67 The Minister submits that it is established that the Tribunal is not required to separately evaluate the specific circumstances of the relationship referred to in reg 1.15A(3), relying upon Zhang at [20]-[21]. We do not accept that Zhang addresses or supports that proposition. The Full Court noted that "the Tribunal did not laboriously evaluate seriatim each of the considerations in reg 1.15A(3)", but held that the Tribunal did address and have regard to each of the matters which reg 1.15A(3) required. The Court in Zhang was not dealing with the argument put in the present case.
68 The Minister submits that a duty to consider a matter is not to be elevated to a duty to make express reference to that consideration, or reach a particular conclusion in respect of the consideration, relying on Salahuddin at [22]-[24] and [29]. We do not accept that Salahuddin is authority for a proposition of that generality.

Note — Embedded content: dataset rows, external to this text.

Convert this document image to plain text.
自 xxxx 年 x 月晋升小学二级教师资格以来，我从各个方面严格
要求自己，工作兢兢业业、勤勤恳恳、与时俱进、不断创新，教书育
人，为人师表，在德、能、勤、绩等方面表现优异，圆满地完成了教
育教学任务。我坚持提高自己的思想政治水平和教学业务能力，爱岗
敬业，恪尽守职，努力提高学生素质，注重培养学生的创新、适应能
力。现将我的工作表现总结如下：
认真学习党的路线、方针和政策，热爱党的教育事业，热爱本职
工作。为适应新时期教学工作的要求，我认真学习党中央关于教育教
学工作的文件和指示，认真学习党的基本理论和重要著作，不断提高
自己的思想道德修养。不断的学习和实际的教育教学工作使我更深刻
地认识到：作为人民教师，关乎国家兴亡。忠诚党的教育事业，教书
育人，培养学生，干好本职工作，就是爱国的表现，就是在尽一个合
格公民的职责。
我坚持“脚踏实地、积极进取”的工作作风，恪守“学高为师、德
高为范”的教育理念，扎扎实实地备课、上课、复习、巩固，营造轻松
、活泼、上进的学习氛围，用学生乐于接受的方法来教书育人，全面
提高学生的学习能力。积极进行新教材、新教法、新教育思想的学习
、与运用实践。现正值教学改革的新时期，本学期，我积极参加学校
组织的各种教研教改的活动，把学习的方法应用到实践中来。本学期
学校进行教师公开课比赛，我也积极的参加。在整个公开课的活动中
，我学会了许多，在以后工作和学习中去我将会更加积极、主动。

69 Support for the appellants' submission is found in the recent judgment in Singh v Minister for Immigration and Border Protection [2017] FCA 1298, where Charlesworth J said at [26]:
[W]ith the exception of the passages to which I have referred, there is no explicit finding in the Tribunal's reasons as to its evaluation of the particular subject matter referred to in reg 1.15A(3)(d)(iii). The Tribunal has either implicitly considered (or at least purported to consider) the subject matter, or it has erred by failing to make any assessment at all of the degree of emotional support the parties to the relationship drew from each other.

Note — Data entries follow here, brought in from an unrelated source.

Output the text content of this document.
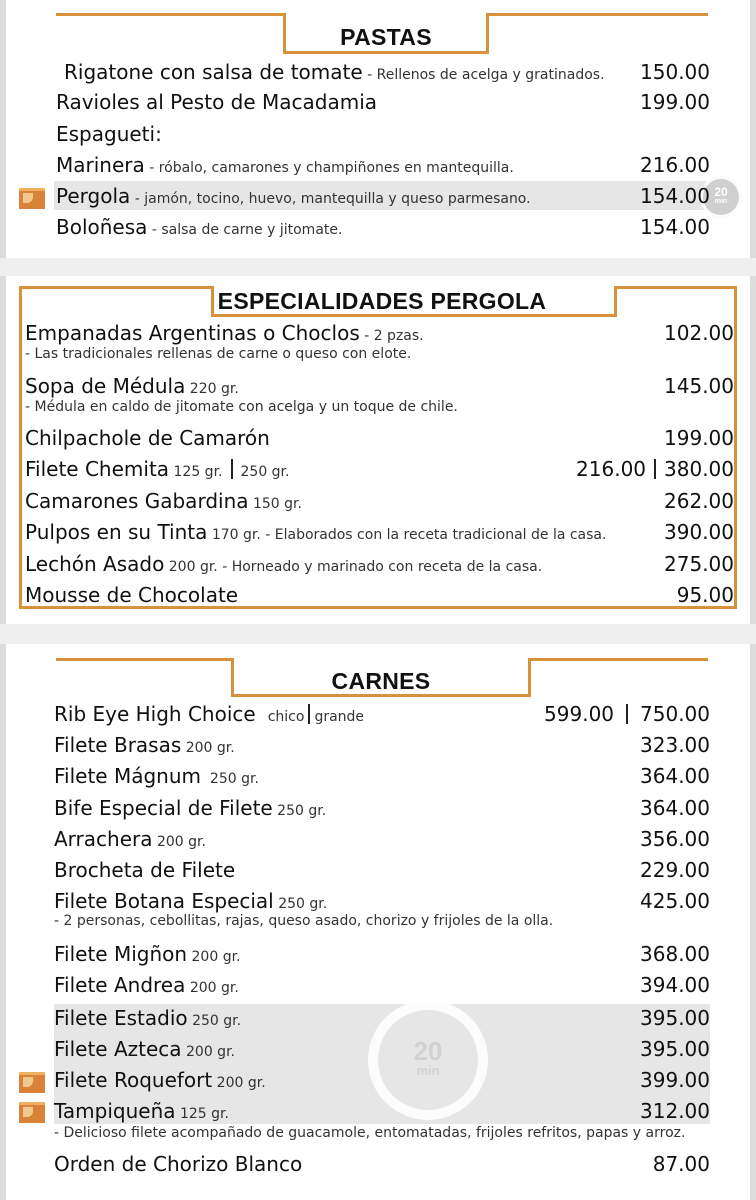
PASTAS
20
min
Rigatone con salsa de tomate - Rellenos de acelga y gratinados. 150.00
Ravioles al Pesto de Macadamia	199.00
Espagueti:
Marinera - róbalo, camarones y champiñones en mantequilla.	216.00
Pergola - jamón, tocino, huevo, mantequilla y queso parmesano.	154.00
Boloñesa - salsa de carne y jitomate.	154.00
ESPECIALIDADES PERGOLA
Empanadas Argentinas o Choclos - 2 pzas.	102.00
- Las tradicionales rellenas de carne o queso con elote.
Sopa de Médula 220 gr.	145.00
- Médula en caldo de jitomate con acelga y un toque de chile.
Chilpachole de Camarón	199.00
Filete Chemita 125 gr. 250 gr.	216.00 380.00
Camarones Gabardina 150 gr.	262.00
Pulpos en su Tinta 170 gr. - Elaborados con la receta tradicional de la casa.	390.00
Lechón Asado 200 gr. - Horneado y marinado con receta de la casa.	275.00
Mousse de Chocolate	95.00
CARNES
20
min
Rib Eye High Choice chico grande	599.00 750.00
Filete Brasas 200 gr.	323.00
Filete Mágnum  250 gr.	364.00
Bife Especial de Filete 250 gr.	364.00
Arrachera 200 gr.	356.00
Brocheta de Filete	229.00
Filete Botana Especial 250 gr.	425.00
- 2 personas, cebollitas, rajas, queso asado, chorizo y frijoles de la olla.
Filete Migñon 200 gr.	368.00
Filete Andrea 200 gr.	394.00
Filete Estadio 250 gr.	395.00
Filete Azteca 200 gr.	395.00
Filete Roquefort 200 gr.	399.00
Tampiqueña 125 gr.	312.00
- Delicioso filete acompañado de guacamole, entomatadas, frijoles refritos, papas y arroz.
Orden de Chorizo Blanco	87.00
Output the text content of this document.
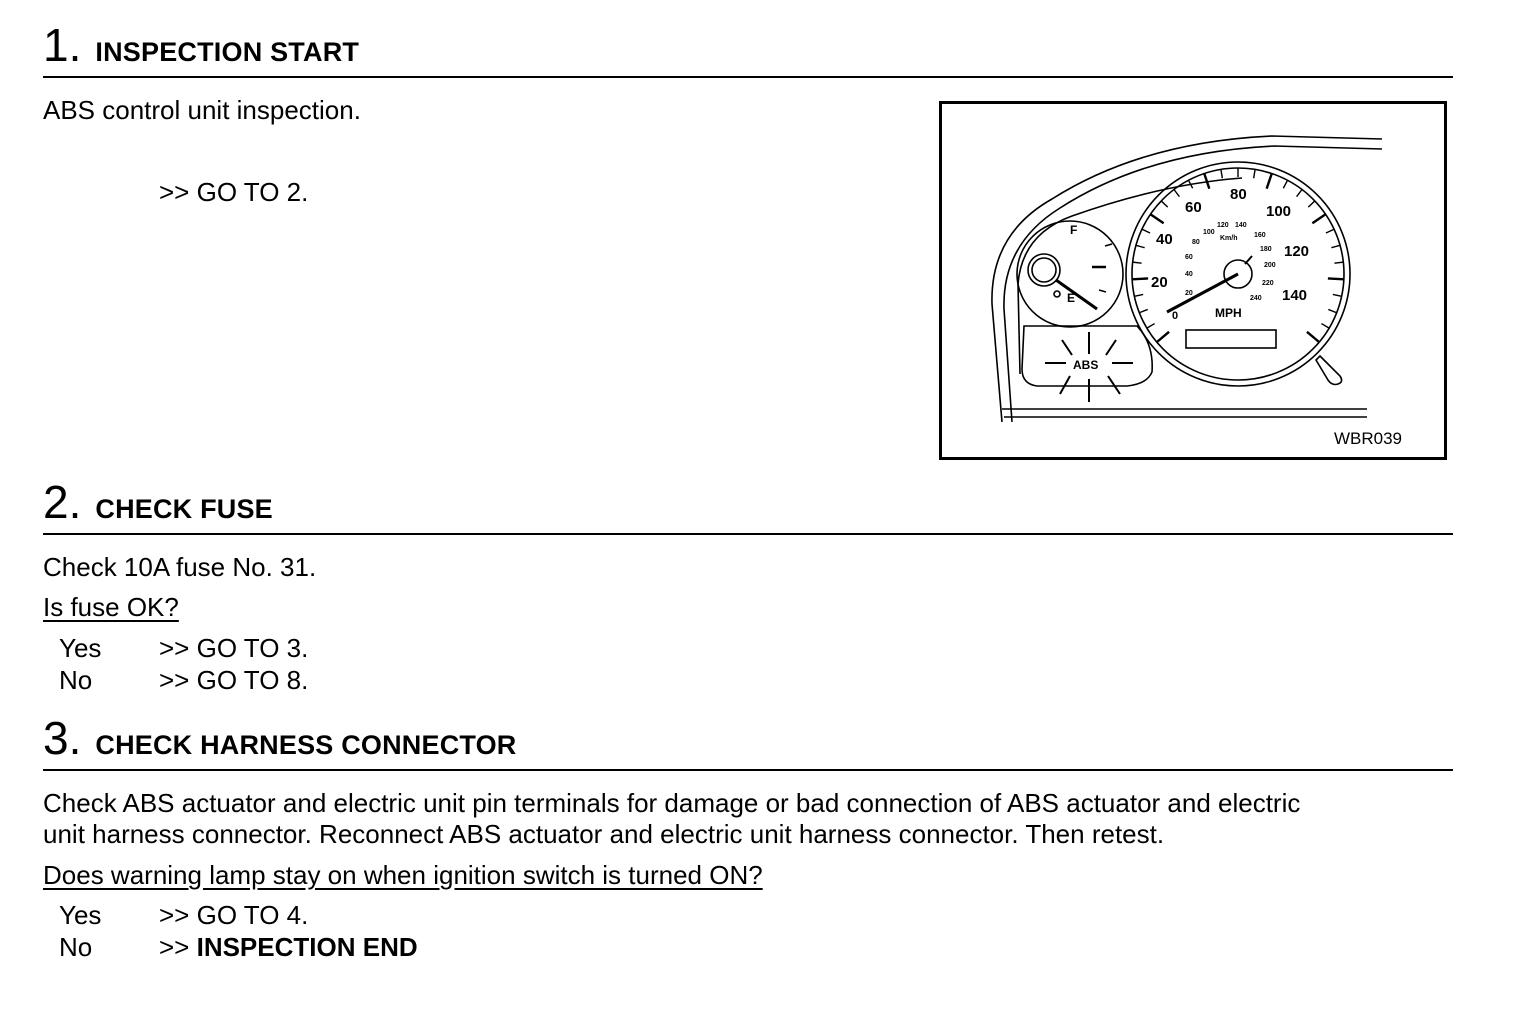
1. INSPECTION START
ABS control unit inspection.
>> GO TO 2.
F
E
20
40
60
80
100
120
140
0	MPH
ABS
20
40
60
80
100
120 140
160
180
200
220
240
Km/h
WBR039
2. CHECK FUSE
Check 10A fuse No. 31.
Is fuse OK?
Yes	>> GO TO 3.
No	>> GO TO 8.
3. CHECK HARNESS CONNECTOR
Check ABS actuator and electric unit pin terminals for damage or bad connection of ABS actuator and electric
unit harness connector. Reconnect ABS actuator and electric unit harness connector. Then retest.
Does warning lamp stay on when ignition switch is turned ON?
Yes	>> GO TO 4.
No	>> INSPECTION END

70 In this case, the question is whether reg 1.15A(2) requires that the Tribunal must make findings upon each of the circumstances set out in reg 1.15A(3). As we have indicated, Davis, Chey and Zhang must be understood in the context of the different submissions upon which the Court was ruling in those cases. The content of a requirement to "consider" relevant matters must depend on the particular statutory context. In our opinion, these authorities do not necessarily provide a barrier to the success of the submission made in this case.